There are a host of supporting characters in this novel who make up quite a large cast of people you wouldn't necessarily put together. Lorna's best friend, her sister and her niece are major players in this book as are two people who Lorna has helped in their final months. Of course the characters you really want to know about are the dogs though right? Rudy the dachshund is just fabulous. He is just an anxious as any human and he does have to overcome some of those anxieties over the course of this novel. One of those being a terrier called Bernard. We know what the mood of the book is from chapter to chapter depending on how the dogs are doing and their intuition, I think that this was great!

This book has a small town rural setting which has become very popular with writers of late but there isn't a massive push to describe people being outdoorsy or winning over a local community which I was refreshed by, this doesn't follow the trend, it just happens to have the small town setting. I think the small town setting was necessary for Lorna to be able to grow and evolve the way that she does and I really enjoyed the fact that a lot of this book takes place in an art gallery as well, it's not something I know a lot about and the fact that it was local art and not renaissance artists meant that I was able to follow everything they were talking about easily. 

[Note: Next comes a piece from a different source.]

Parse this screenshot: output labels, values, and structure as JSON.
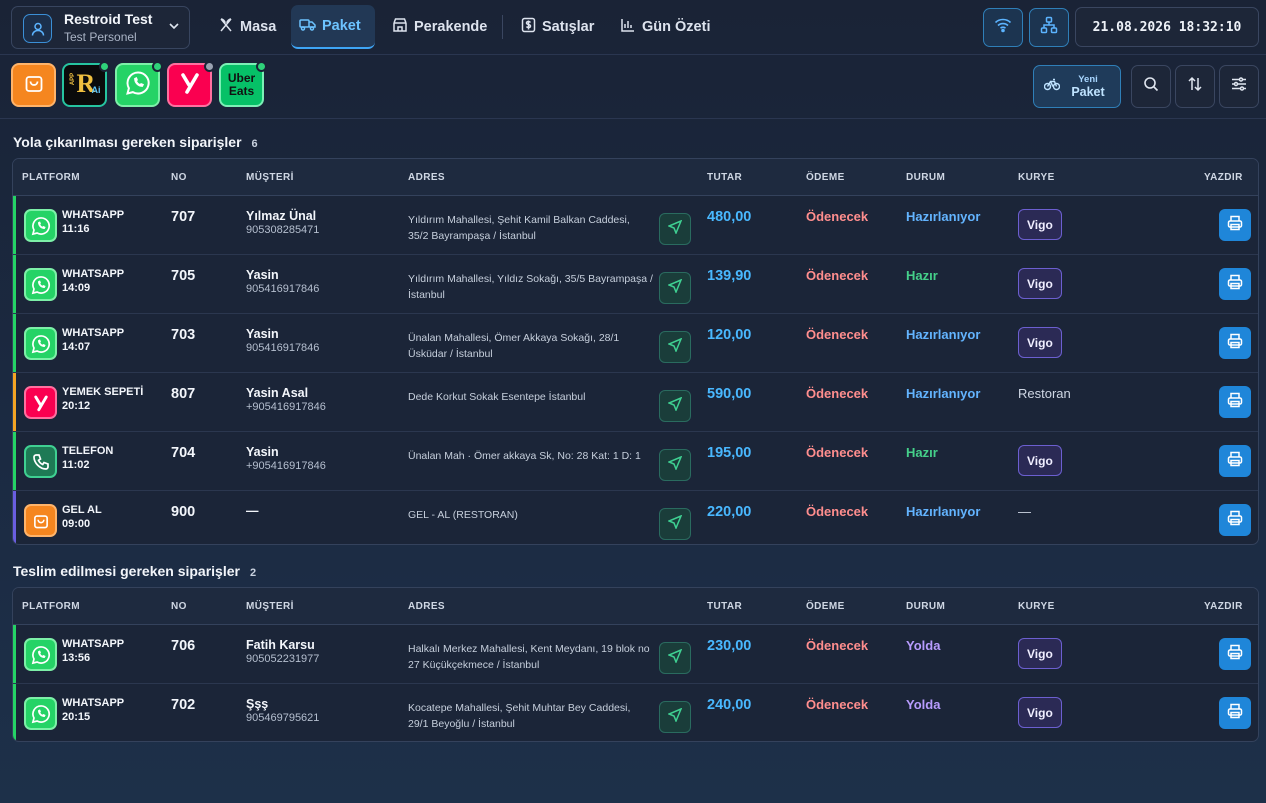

This book covers a lot of topics not covered in other books and I think that is why I took my time over the novel and enjoyed it page by page. It is a long book but it doesn't necessarily feel long as you are reading it. If you go for the hardback is is beautiful but not the best for carrying in a small handbag-be warned that you will need a rucksack or a separate tote for this one. I really enjoyed this book and the community that Lucy Dillon has once again built in my mind!